Her head fell back upon the cushions, and she lost herself in the vague wonder the book aroused. Life was there—the life of the flesh, of vivid sensation, of experience that ran hot and swift. The active principle, so strong in the predestined artist, stirred suddenly in her breast, and she felt the instant of blind terror which comes with the realisation of the fleeting possibilities of earth. Outside—beyond her—existence in its multitudinous forms, its diversity of colour, swept on like some vast caravan from which she had been detached and set apart. Lying there she heard the call of it, that tremendous music which shook through her and loosened a caged voice within herself. Her own poetry became for her but a little part of the tumultuous, passionate instinct for life within her—for life not as it was in its reality but as she saw it transfigured and enkindled by the imagination that lives in dreams.
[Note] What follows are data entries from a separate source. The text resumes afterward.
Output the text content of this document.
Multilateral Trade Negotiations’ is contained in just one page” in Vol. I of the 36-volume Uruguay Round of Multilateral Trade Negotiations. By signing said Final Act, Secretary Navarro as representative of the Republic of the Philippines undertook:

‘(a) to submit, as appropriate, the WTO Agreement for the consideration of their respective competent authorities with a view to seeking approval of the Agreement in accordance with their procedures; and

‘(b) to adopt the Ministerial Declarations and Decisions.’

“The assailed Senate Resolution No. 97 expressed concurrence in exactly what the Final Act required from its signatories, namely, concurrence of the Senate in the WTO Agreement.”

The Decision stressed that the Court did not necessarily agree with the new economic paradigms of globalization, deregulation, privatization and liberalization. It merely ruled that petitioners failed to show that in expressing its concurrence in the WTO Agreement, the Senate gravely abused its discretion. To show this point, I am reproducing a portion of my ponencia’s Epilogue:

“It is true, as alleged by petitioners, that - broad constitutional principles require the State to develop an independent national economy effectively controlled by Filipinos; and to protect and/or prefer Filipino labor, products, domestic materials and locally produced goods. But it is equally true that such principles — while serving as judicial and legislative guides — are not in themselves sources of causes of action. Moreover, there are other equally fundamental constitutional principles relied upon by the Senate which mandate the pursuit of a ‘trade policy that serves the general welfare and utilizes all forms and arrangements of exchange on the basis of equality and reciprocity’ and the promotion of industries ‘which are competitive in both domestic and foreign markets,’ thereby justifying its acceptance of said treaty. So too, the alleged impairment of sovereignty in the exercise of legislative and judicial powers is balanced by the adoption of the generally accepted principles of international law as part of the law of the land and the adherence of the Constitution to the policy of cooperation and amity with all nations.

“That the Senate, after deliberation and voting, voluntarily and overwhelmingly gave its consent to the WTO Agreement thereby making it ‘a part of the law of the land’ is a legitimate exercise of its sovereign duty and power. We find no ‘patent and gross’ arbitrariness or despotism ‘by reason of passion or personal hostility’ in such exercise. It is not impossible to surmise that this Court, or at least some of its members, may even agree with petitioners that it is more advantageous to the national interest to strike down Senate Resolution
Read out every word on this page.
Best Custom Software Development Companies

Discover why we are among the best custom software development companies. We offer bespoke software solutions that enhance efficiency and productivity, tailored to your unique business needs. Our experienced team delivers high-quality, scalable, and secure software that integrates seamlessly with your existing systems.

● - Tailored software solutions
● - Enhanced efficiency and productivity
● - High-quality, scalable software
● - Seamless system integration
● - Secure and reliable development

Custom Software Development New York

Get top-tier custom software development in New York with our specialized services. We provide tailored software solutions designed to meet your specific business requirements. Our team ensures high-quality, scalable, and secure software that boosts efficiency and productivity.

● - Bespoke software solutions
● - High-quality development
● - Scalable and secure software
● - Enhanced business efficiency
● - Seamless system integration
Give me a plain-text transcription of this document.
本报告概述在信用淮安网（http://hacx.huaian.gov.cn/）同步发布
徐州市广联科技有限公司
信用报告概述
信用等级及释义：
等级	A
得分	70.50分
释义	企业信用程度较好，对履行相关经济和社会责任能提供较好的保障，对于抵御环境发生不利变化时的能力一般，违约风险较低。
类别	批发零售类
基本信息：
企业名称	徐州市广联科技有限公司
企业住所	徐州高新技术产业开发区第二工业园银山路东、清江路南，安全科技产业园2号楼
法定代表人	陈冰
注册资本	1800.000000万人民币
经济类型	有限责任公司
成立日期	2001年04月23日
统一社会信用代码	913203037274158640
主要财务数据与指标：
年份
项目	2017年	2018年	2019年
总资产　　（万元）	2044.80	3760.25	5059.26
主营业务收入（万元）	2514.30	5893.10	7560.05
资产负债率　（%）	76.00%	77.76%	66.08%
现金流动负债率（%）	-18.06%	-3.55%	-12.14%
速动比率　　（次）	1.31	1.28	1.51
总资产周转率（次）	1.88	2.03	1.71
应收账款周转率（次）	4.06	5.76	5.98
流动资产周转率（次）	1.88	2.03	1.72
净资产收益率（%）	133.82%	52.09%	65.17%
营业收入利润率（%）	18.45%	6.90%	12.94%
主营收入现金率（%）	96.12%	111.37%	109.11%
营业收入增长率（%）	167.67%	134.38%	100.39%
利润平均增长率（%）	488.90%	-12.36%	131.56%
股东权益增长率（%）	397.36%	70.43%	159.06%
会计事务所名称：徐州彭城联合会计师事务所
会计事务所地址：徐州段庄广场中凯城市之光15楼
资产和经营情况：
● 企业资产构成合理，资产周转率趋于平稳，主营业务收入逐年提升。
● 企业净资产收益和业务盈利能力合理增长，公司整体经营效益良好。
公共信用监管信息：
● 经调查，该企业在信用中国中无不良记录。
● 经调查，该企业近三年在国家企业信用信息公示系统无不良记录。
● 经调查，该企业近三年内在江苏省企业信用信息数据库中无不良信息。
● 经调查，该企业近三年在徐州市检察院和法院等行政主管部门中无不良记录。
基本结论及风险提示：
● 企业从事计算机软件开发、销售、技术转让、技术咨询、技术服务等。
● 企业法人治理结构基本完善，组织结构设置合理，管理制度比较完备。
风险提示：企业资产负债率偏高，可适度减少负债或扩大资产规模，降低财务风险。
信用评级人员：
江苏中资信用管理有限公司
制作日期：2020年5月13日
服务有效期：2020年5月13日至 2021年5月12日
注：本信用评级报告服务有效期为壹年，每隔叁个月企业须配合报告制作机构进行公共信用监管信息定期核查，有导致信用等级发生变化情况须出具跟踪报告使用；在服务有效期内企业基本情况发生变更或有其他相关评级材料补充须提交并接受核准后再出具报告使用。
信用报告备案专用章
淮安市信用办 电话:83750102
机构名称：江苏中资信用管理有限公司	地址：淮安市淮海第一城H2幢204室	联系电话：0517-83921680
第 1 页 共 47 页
Suddenly from the darkened silence of the house below a thin sound rose trembling, and then, gaining strength, penetrated into the closed chambers. Uncle Percival was at his flute again; he had arisen in the night to resume his impassioned piping; and, rising hurriedly, Laura lit her candle and went out into the hall, where a streak of light beneath Angela's door ran like a white thread across the blackness. Listening a moment, she heard inside the nervous pacing to and fro of tired yet restless feet, and after a short hesitation she turned the knob and entered.

"Oh, Aunt Angela, did the flute wake you?" she asked.

For answer the long white figure stopped its frantic movement and turned upon her a blanched and stricken face out of which two beautiful haunted eyes stared like living terrors—terrors of memory, of silence, of the unseen which had taken visible forms.

"Stop it! Stop it! Stop it!" cried Angela breathlessly, raising her quivering hands to her ears. "I have heard it before! I have heard it—long before!"

She paused, gasping, and without a word Laura turned and ran down the dark staircase, while with each step the air that Uncle Percival played sounded louder in her ears.

The door of the library was open, and as she entered she called out in a voice that held a sob of anger, "Uncle Percival, how could you?"

His attentive, deafened ears were for his music alone, and, letting the flute fall from his hands, he turned to look at her with the pathetic, innocent enquiry of a good but uncomprehending child. At the sight of his smiling, wrinkled face, his gentle blue eyes and the wistful droop of disappointment at the corners of his mouth, her indignation changed suddenly to pity. It seemed to her that she saw all his eighty years looking at her from that furrowed face out of those little wandering round blue eyes—saw the human part of him as she had never seen it before—with its patience of unfulfilment, its scant small pleasures, its innocent senile passion at the end; saw, too, the divine part, hidden in him as in all humanity—that communion of longing which bound his passionate fluting, Angela's passionate remorse and her own passionate purity into the universal congregation of unsatisfied souls.

The sharp words died upon her lips and, kneeling at his side, she took his shrivelled little hands into her warm, comforting clasp. "Dear Uncle Percival, I understand, and I love you," she said.